Pour la plupart des scènes, les personnages sont rassemblés autour d’une table, mêlant discours philosophiques à blagues légères et osées. Ils passent d’éloges amicaux à piques acérées, faisant progressivement monter la tension entre eux. 


Malgré un texte dense, l’ensemble des comédiens livrent leurs répliques avec fluidité et complicité. Ils naviguent au travers de déplacements complexes, remplis de petits détails : accolades, bousculades, danses et sous-conversations pendant qu’un certain personnage s’adresse au public. Cette chorégraphie rend leurs échanges plus naturels.  


Que ce soit l’environnement, la politique, en passant par les classes sociales, la définition du couple et la condition féminine, les sujets brûlants s’enchaînent, le tout arrosé d’un peu trop de vin. 

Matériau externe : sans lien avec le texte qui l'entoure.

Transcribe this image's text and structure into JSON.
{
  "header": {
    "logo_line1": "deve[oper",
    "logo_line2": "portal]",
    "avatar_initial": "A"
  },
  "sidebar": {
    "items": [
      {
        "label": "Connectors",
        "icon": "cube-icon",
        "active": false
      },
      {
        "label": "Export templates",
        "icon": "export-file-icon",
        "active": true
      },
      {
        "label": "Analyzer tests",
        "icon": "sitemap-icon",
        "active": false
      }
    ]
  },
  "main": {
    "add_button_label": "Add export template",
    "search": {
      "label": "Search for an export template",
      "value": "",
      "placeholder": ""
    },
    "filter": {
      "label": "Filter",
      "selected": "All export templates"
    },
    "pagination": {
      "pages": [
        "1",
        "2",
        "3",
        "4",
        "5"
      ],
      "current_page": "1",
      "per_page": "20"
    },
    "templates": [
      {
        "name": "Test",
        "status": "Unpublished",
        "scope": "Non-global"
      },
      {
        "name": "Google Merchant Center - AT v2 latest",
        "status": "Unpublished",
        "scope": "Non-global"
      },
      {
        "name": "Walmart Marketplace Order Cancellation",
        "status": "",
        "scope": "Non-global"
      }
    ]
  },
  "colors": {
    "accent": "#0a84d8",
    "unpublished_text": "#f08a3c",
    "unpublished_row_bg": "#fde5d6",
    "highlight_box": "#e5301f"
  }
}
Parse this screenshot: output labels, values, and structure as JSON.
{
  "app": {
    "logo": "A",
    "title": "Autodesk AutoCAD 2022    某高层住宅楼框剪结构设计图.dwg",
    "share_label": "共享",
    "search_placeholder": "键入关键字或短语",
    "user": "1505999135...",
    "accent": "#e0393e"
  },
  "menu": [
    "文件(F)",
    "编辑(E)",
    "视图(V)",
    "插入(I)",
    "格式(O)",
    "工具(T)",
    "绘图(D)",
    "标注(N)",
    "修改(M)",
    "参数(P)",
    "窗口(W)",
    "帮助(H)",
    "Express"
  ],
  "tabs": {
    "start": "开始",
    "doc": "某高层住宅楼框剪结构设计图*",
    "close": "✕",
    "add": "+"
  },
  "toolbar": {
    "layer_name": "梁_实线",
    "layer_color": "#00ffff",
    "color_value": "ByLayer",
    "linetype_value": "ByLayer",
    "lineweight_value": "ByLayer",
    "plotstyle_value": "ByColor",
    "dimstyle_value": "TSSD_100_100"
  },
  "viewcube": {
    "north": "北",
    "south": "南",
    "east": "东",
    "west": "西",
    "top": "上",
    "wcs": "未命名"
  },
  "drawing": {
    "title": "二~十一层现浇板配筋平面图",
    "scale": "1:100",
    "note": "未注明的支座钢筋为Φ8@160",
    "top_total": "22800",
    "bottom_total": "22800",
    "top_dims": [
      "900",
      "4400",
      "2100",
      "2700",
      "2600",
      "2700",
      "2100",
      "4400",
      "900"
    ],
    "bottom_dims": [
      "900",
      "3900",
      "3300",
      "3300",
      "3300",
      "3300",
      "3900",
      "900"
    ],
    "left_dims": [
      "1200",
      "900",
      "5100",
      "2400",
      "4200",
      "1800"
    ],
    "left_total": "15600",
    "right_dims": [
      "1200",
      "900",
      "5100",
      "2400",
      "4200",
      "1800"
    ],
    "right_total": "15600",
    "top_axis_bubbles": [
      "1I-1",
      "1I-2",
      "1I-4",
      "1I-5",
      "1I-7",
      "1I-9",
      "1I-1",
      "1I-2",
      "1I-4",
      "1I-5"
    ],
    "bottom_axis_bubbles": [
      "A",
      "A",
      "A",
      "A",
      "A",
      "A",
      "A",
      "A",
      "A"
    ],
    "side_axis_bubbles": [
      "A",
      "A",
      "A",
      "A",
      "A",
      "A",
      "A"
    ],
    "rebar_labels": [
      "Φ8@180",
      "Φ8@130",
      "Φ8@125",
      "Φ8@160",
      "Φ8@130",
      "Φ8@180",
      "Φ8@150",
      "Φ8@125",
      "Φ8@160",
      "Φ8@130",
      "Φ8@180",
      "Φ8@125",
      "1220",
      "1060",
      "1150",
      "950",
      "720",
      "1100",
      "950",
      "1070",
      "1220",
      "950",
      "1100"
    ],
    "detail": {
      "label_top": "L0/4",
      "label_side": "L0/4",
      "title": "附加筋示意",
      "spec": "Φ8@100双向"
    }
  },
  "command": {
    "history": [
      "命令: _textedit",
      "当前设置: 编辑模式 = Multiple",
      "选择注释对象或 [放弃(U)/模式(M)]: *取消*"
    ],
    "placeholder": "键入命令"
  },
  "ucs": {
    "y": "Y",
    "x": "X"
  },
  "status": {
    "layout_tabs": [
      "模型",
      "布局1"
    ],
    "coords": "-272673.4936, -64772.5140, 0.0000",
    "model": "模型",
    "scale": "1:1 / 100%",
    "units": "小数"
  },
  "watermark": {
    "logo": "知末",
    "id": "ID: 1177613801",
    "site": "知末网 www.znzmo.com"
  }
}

La multiplicité des sujets ajoute du dynamisme aux nombreuses scènes. Or, la plupart d’entre eux restent peu approfondis. Certains enjeux relationnels, comme celui de deux amis qui se sont éloignés parce l’un d’eux est en couple, apparaissent sans vraiment contribuer au fil narratif principal.


La ligne dramatique principale, soit Anna et ses conflits intérieurs, notamment sa relation avec Alexis, se retrouvent donc en second plan pendant une grande partie de la pièce. 


Deuxième acte : les masques tombent 


L’ambiance festive bascule avec l’arrivée d’Alexis. Cet événement marque ainsi le début du second acte, qui laisse majoritairement place à des scènes intimes, souvent en duo. Tout comme Anna, les autres personnages voient leurs blessures et leurs secrets remonter à la surface. Le jeu des acteurs devient alors plus lent, ce qui permet au public d’absorber pleinement l’émotion. 


L’humour reste tout de même omniprésent, même lors des scènes au ton lourd. Il est surtout porté par Violette Chauveau, captivante dans le rôle de Daria, une femme à la personnalité désinvolte, coquette et superficielle. Ce contraste rend la pièce plus digeste et garde l’auditoire engagé.


Le spectacle s’étend sur trois heures et demie, avec entracte. Dans l’ensemble, les spectateurs et spectatrices doivent faire preuve d’une grande attention pour démêler les liens complexes unissant les quatorze personnages de l’histoire. Si l’intrigue s’égare parfois, le jeu des comédiens, lui, reste juste.